Smolar further makes a link between oil prices and the power of the Kremlin. "Putin (Prime Minister Vladimir Putin) is feeling much stronger at the moment because of the quite drastic rise of the price of oil. So the money is pouring into the state coffer. They will have the money to pay for social needs, and social means in their way, is how they perceive power, is nothing more than crowd control measure, stability, to keep peace in the country."

South of the border, in Ukraine, Victor Yanukovych became President last February. Since then, critics say, he has degraded press freedom, rigged local elections and threatened non-governmental organizations. After the prosecutions of ministers of the prior government, U.S. and European Union officials warned him against using the justice system to selectively target his political opponents.

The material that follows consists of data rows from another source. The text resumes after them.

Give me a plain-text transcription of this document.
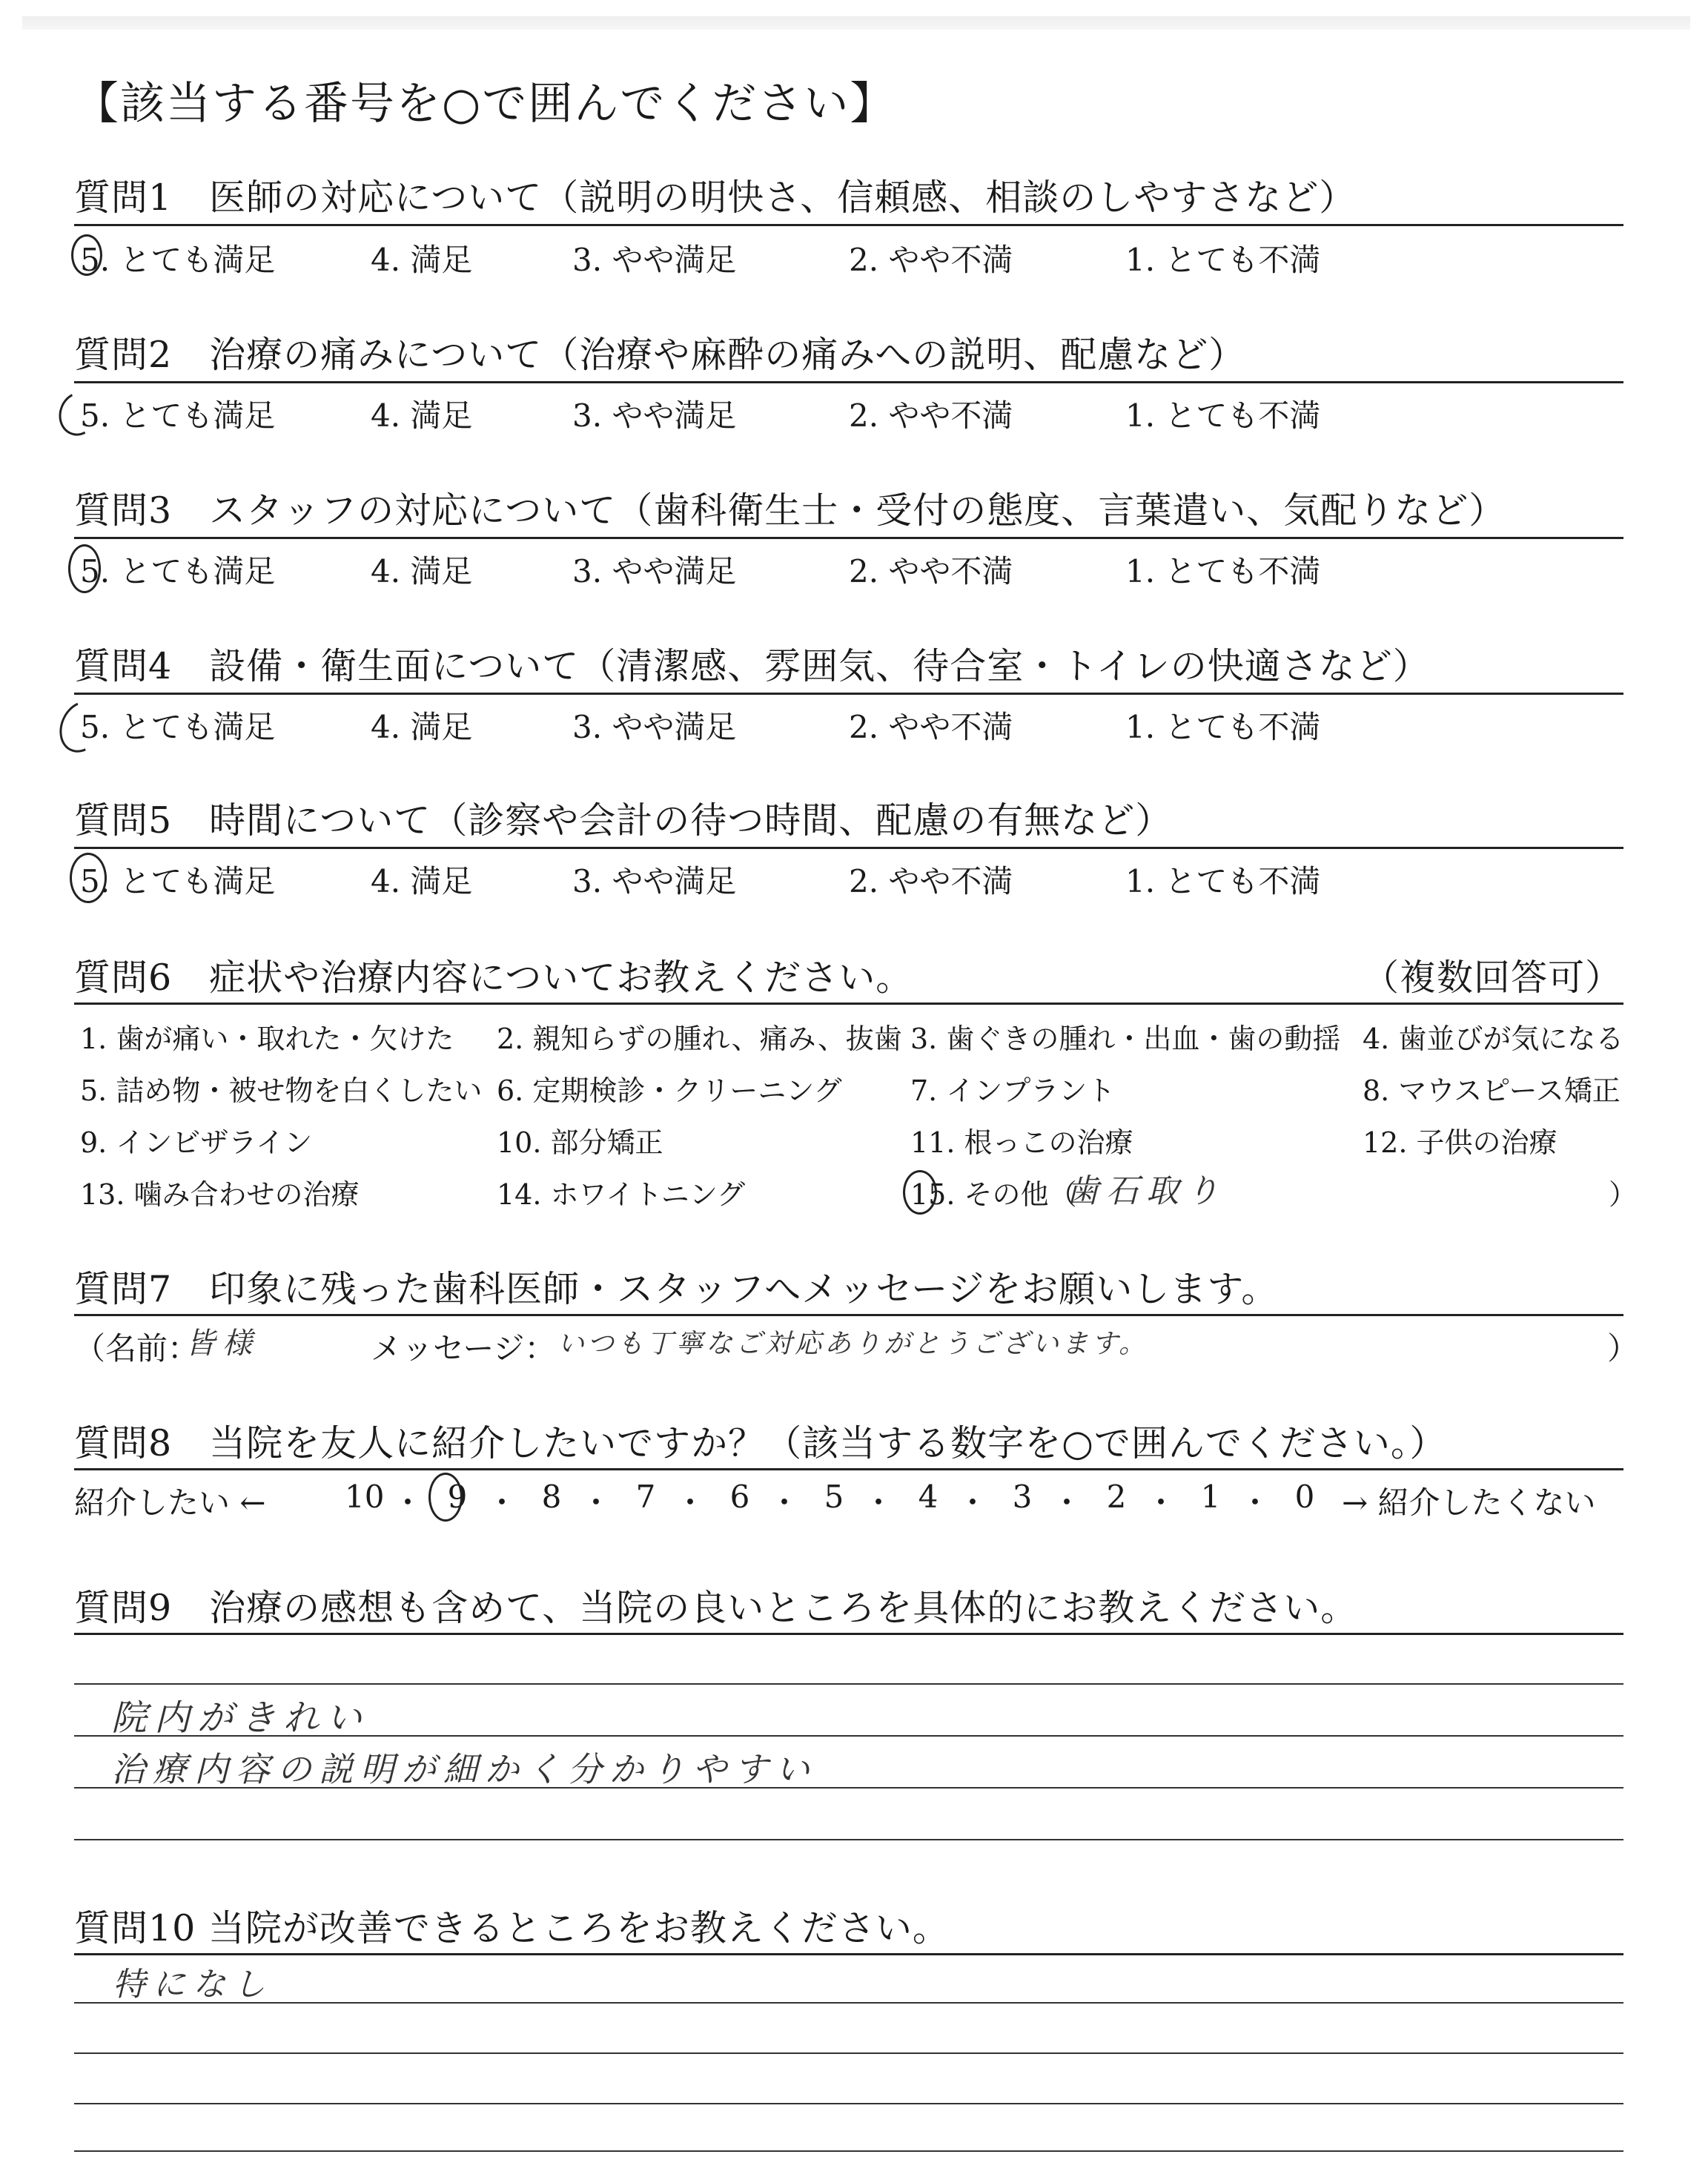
【該当する番号を○で囲んでください】
質問1　医師の対応について（説明の明快さ、信頼感、相談のしやすさなど）
5. とても満足	4. 満足	3. やや満足	2. やや不満	1. とても不満
質問2　治療の痛みについて（治療や麻酔の痛みへの説明、配慮など）
5. とても満足	4. 満足	3. やや満足	2. やや不満	1. とても不満
質問3　スタッフの対応について（歯科衛生士・受付の態度、言葉遣い、気配りなど）
5. とても満足	4. 満足	3. やや満足	2. やや不満	1. とても不満
質問4　設備・衛生面について（清潔感、雰囲気、待合室・トイレの快適さなど）
5. とても満足	4. 満足	3. やや満足	2. やや不満	1. とても不満
質問5　時間について（診察や会計の待つ時間、配慮の有無など）
5. とても満足	4. 満足	3. やや満足	2. やや不満	1. とても不満
質問6　症状や治療内容についてお教えください。	（複数回答可）
1. 歯が痛い・取れた・欠けた 2. 親知らずの腫れ、痛み、抜歯 3. 歯ぐきの腫れ・出血・歯の動揺 4. 歯並びが気になる
5. 詰め物・被せ物を白くしたい 6. 定期検診・クリーニング 7. インプラント	8. マウスピース矯正
9. インビザライン	10. 部分矯正	11. 根っこの治療	12. 子供の治療
13. 噛み合わせの治療	14. ホワイトニング	15. その他（
歯石取り	）
質問7　印象に残った歯科医師・スタッフへメッセージをお願いします。
（名前：
皆様	メッセージ： いつも丁寧なご対応ありがとうございます。	）
質問8　当院を友人に紹介したいですか？（該当する数字を○で囲んでください。）
紹介したい ←	10 ・ 9 ・ 8 ・ 7 ・ 6 ・ 5 ・ 4 ・ 3 ・ 2 ・ 1 ・ 0 → 紹介したくない
質問9　治療の感想も含めて、当院の良いところを具体的にお教えください。
院内がきれい
治療内容の説明が細かく分かりやすい
質問10 当院が改善できるところをお教えください。
特になし
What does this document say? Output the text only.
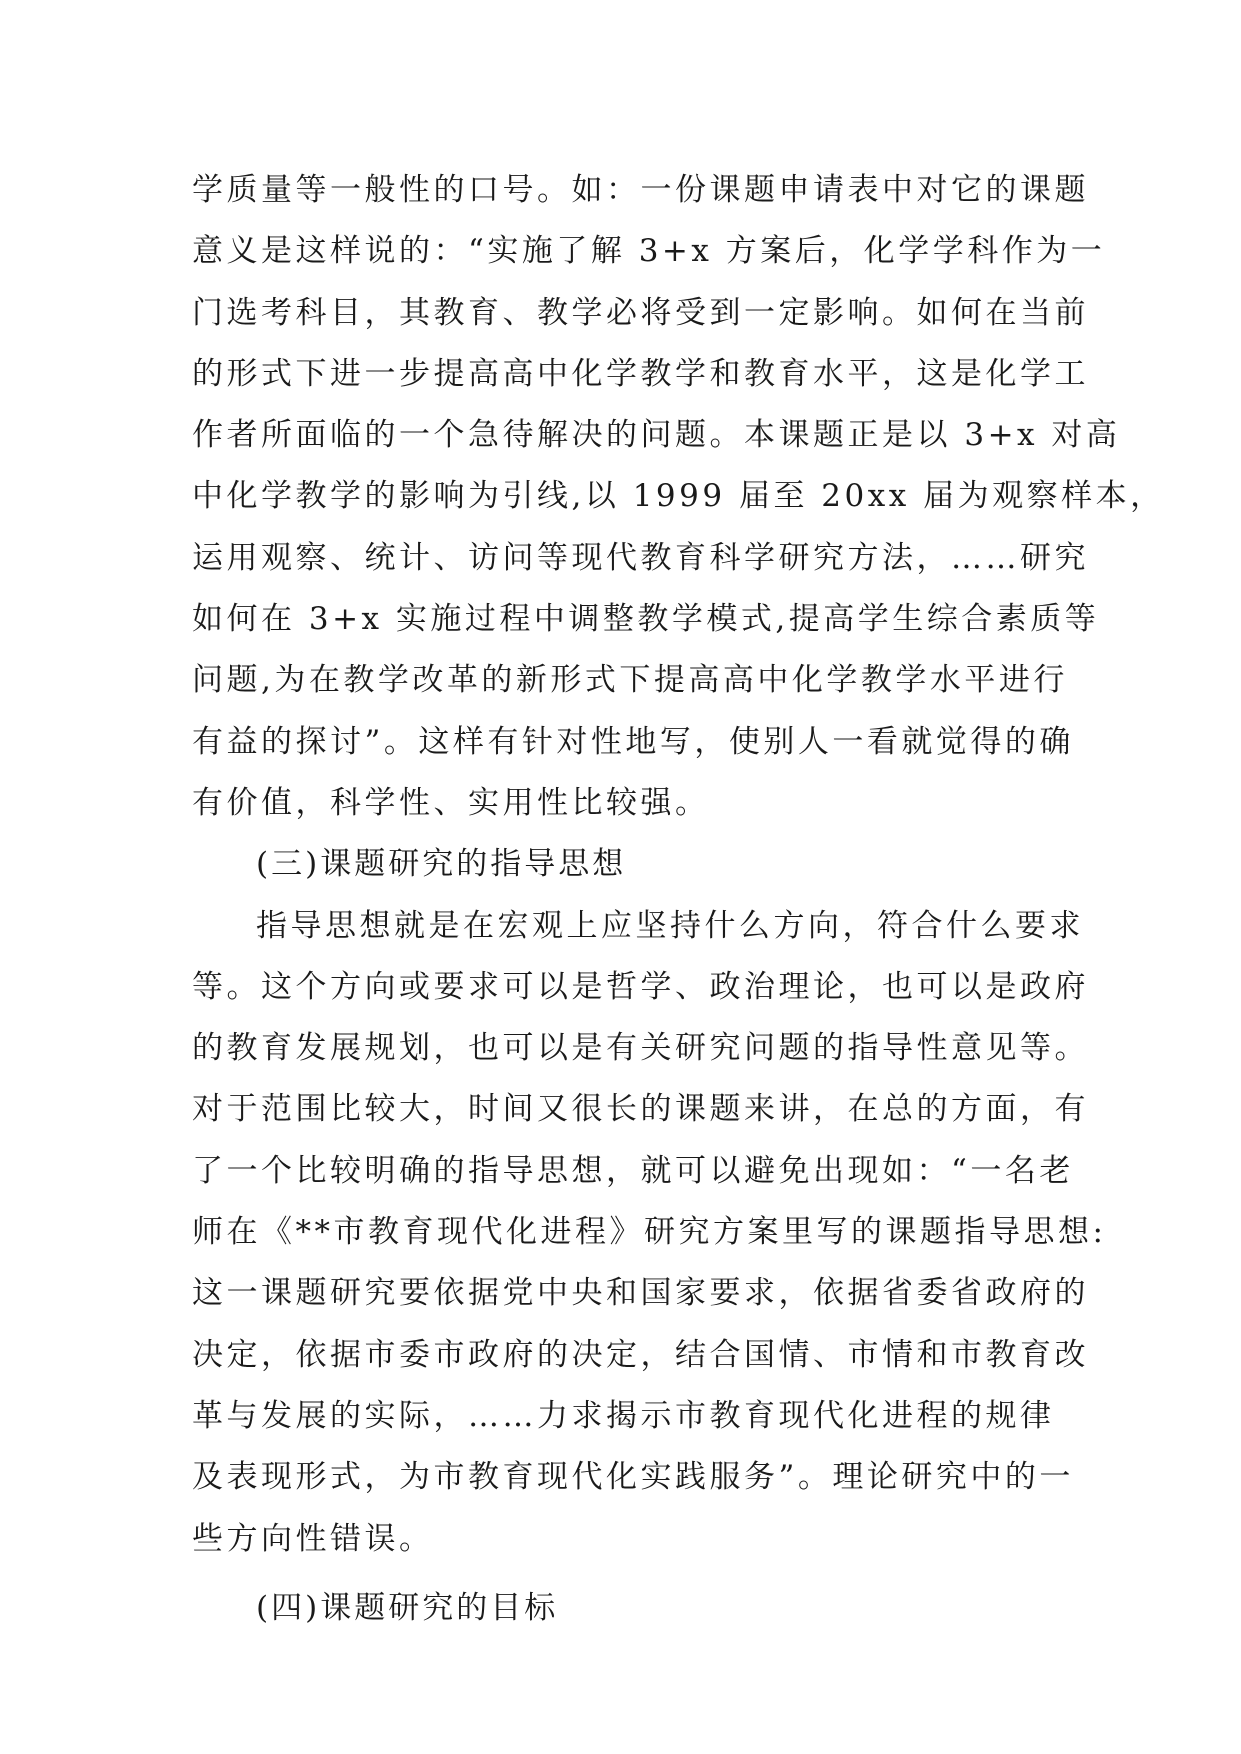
学质量等一般性的口号。如：一份课题申请表中对它的课题
意义是这样说的：“实施了解 3+x 方案后，化学学科作为一
门选考科目，其教育、教学必将受到一定影响。如何在当前
的形式下进一步提高高中化学教学和教育水平，这是化学工
作者所面临的一个急待解决的问题。本课题正是以 3+x 对高
中化学教学的影响为引线,以 1999 届至 20xx 届为观察样本，
运用观察、统计、访问等现代教育科学研究方法，……研究
如何在 3+x 实施过程中调整教学模式,提高学生综合素质等
问题,为在教学改革的新形式下提高高中化学教学水平进行
有益的探讨”。这样有针对性地写，使别人一看就觉得的确
有价值，科学性、实用性比较强。
(三)课题研究的指导思想
指导思想就是在宏观上应坚持什么方向，符合什么要求
等。这个方向或要求可以是哲学、政治理论，也可以是政府
的教育发展规划，也可以是有关研究问题的指导性意见等。
对于范围比较大，时间又很长的课题来讲，在总的方面，有
了一个比较明确的指导思想，就可以避免出现如：“一名老
师在《**市教育现代化进程》研究方案里写的课题指导思想:
这一课题研究要依据党中央和国家要求，依据省委省政府的
决定，依据市委市政府的决定，结合国情、市情和市教育改
革与发展的实际，……力求揭示市教育现代化进程的规律
及表现形式，为市教育现代化实践服务”。理论研究中的一
些方向性错误。
(四)课题研究的目标
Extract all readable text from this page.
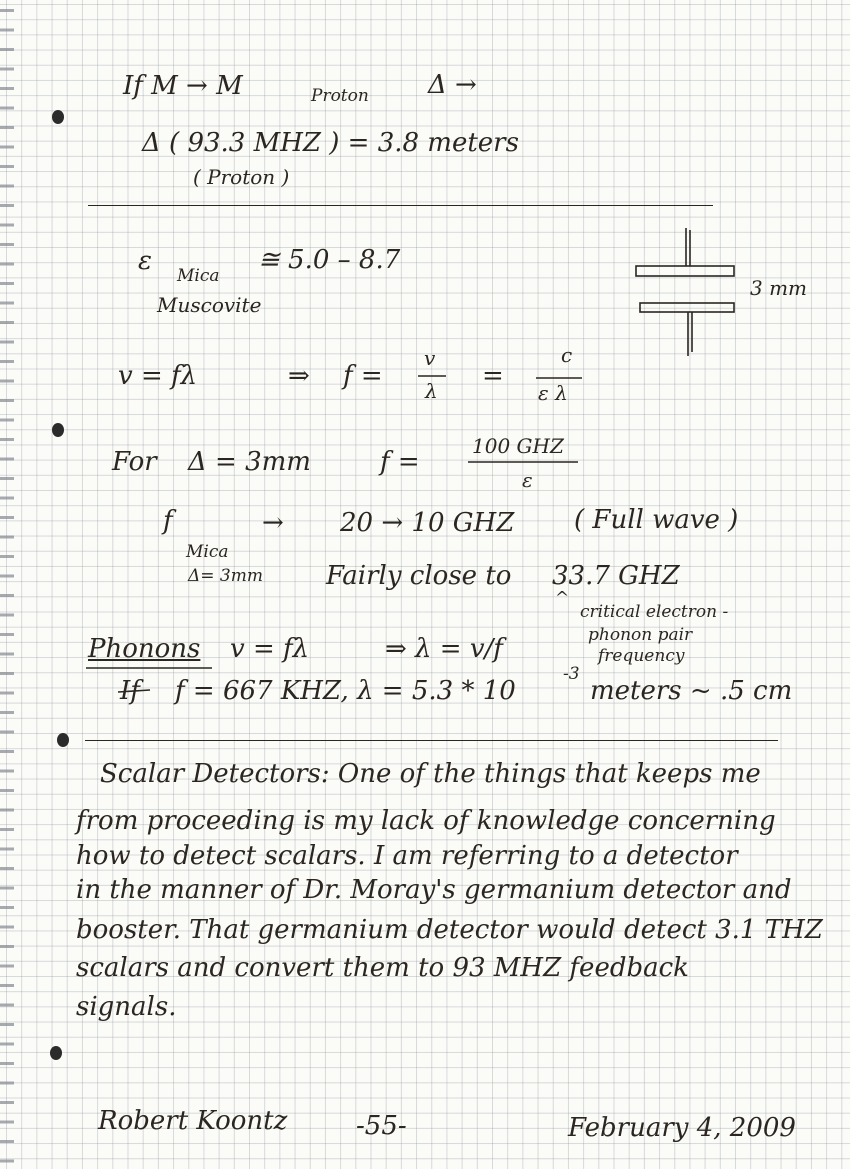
If M → M	Proton Δ →
Δ ( 93.3 MHZ ) = 3.8 meters
( Proton )
ε Mica
≅ 5.0 – 8.7
Muscovite
3 mm
v = fλ	⇒ f =
v
λ =
c
ε λ
For Δ = 3mm	f =
100 GHZ
ε
f	→ 20 → 10 GHZ ( Full wave )
Mica
Δ= 3mm Fairly close to 33.7 GHZ
^
critical electron -
phonon pair
frequency
Phonons v = fλ	⇒ λ = v/f
If f = 667 KHZ, λ = 5.3 * 10
-3
meters ~ .5 cm
Scalar Detectors: One of the things that keeps me
from proceeding is my lack of knowledge concerning
how to detect scalars. I am referring to a detector
in the manner of Dr. Moray's germanium detector and
booster. That germanium detector would detect 3.1 THZ
scalars and convert them to 93 MHZ feedback
signals.
Robert Koontz	-55-	February 4, 2009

But the opposition's mismanagement of Ukraine over the previous five years partly opened the door to President Yanukovych's power grab.

Lukyanov believes that a new opposition will emerge in Ukraine, a country that is a patchwork of linguistic, regional and historical loyalties. "Probably the new opposition should emerge sooner or later, but not the old one," said the Russian analyst.

The director of the Razumkov Center in Kyiv, Valeriy Chaliy, said Ukraine leaders have to balance their nation between Russia and the European Union. A move too far in the authoritarian direction would threaten relations with the European Union.

"Ukraine will remain taking steps to the European-style democracy," said Chaliy. "And I cannot imagine that Ukraine will go the way of Russia. It is a completely different situation."

Chaliy and others say that the Slavic world's wild card is Belarus.

At a time when Belarus has bad relations with Russia, President Alexander Lukashenko deeply alienated the European Union by ordering arrests of opposition politicians, journalists and activists. The crackdown has been so intense that people in Poland compare it to 1981 when the communist government declared martial law against the Solidarity movement.

Lukyanov, who edits Russia in Global Affairs magazine, said he was baffled by Belarus.

"It is very difficult to understand the logic of Lukashenko because it looks like he is a a little bit crazy," said Lukyanov. "To have fights at the same time against Europe and against Russia, by such a tiny country as Belarus, sandwiched between two major geopolitical and geo-economic entities, that is very bold move, I would say."

From a distance, it may seem that the leaders of Russia and Belarus are authoritarian pals.

In reality, Russia cut off all oil supplies to Belarus on January 1 of this year. With winter oil supplies dwindling, the Prime Minister of Belarus flies Thursday to Moscow to meet with Prime Minister Putin. He is expected to agree to a new supply price that will deprive Belarus of billions of dollars of subsidies from its former patron, Russia.